The turbulent and erratic waters of 2022 have been a reality check for many of us. With the soaring costs of healthcare, employee burnout and labor shortages, layoffs, losses, and ongoing health and wellbeing concerns, employers and employees alike want – and need – more. As we close the year, I wanted to share a few of my thoughts – or, hopes, frankly – regarding behavioral health trends that will emerge in 2023:
- MENTAL HEALTH
Mental health will continue to be a top concern across America, in particular within the American workforce: Depression and anxiety rates among U.S. adults increased by nearly four times during the COVID-19 pandemic compared to the year before, and death by overdoses increased by nearly 30% during the same period. As of August 2022, half of employers (43%) surveyed by the Business Group on Health view long-term mental health as the leading health related impact of the pandemic, with 39% of employers anticipating increases. In 2023, we’ll see employers expand mental health networks, with a focus on evidence-based programs for managing stress, anxiety, and substance use. As opioid settlements get codified into actionable budgets in different states, we will also see momentum in the substance use treatment space. This will start with established treatments, and move increasingly toward novel, digital-supported modalities.
- HEALTH+WELLNESS APPS BACKED BY MORE SCIENCE, LESS ‘CELEBRITY’
Metrics and clinical efficacy to assess outcomes will set digital health solutions apart: Currently, there are more than 40,000 health and wellness apps available in the App Store; and, for those in the mental health category, very little published clinical research exists. As we enter 2023, metrics and efficacy will be a key differentiator of which digital therapeutics improve clinical outcomes. We know from our randomized trial of individuals with generalized anxiety disorder that those who used Sharecare’s digital therapeutic Unwinding Anxiety for two months reported benefits, including a 67% reduction in anxiety. I predict these evidence-based digital tools will become more mainstream for managing stress, sleep disturbances, anxiety, and addiction.
- WHOLE PERSON CARE
Whole person care approaches that take into account social determinants of health will become more prevalent in the treatment of mental health conditions: In 2023, more employers will seek employee health and well-being experiences that take into account all facets of a patients’ health journey, while reducing healthcare costs.

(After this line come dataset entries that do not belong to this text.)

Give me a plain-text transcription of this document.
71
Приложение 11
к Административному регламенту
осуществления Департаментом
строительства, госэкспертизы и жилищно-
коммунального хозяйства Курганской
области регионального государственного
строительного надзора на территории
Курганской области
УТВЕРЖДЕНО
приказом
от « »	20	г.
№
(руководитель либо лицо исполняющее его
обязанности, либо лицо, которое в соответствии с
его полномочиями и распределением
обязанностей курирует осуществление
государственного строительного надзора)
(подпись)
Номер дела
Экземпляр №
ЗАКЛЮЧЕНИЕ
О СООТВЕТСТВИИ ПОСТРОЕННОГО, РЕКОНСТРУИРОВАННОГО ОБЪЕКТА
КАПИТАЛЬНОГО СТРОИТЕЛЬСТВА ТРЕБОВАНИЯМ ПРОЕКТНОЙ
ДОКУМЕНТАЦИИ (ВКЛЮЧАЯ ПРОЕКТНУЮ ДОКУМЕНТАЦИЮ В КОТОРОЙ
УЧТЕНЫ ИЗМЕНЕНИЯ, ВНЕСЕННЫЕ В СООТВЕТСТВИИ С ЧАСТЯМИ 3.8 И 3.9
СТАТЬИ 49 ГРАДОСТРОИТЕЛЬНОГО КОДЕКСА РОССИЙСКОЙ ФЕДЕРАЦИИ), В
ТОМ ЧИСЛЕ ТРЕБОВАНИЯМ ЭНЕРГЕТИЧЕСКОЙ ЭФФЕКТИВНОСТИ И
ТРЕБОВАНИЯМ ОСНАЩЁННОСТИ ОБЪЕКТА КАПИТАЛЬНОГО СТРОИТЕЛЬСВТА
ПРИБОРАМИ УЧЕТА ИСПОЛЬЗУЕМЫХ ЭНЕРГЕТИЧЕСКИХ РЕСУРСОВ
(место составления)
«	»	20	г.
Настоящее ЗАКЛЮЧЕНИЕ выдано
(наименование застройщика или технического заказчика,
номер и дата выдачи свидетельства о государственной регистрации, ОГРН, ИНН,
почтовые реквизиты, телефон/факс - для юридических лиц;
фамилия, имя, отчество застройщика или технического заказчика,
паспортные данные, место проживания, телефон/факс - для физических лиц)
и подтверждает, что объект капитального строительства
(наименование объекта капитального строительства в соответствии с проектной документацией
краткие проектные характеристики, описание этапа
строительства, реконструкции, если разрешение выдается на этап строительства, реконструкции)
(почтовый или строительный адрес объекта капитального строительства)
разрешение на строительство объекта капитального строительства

The phrase “less is more” will be prominent, and as companies look to construct their digital front door for health, we’ll see the industry become more consolidated and benefits landscapes less fragmented. Additionally, 2023 will bring a continued focus on sustainability and resilience as workplace benefits expand to a growing set of wellness options such as behavioral and mental health support, financial planning, child and elder care, chronic disease management, and more.
As a neuroscientist, addiction psychiatrist, and chief medical officer, I along with my colleagues at Sharecare are committed to making marked progress to address our country’s mental health crisis in the next year, and we are optimistic about the industry’s collective efforts to improve outcomes for so many.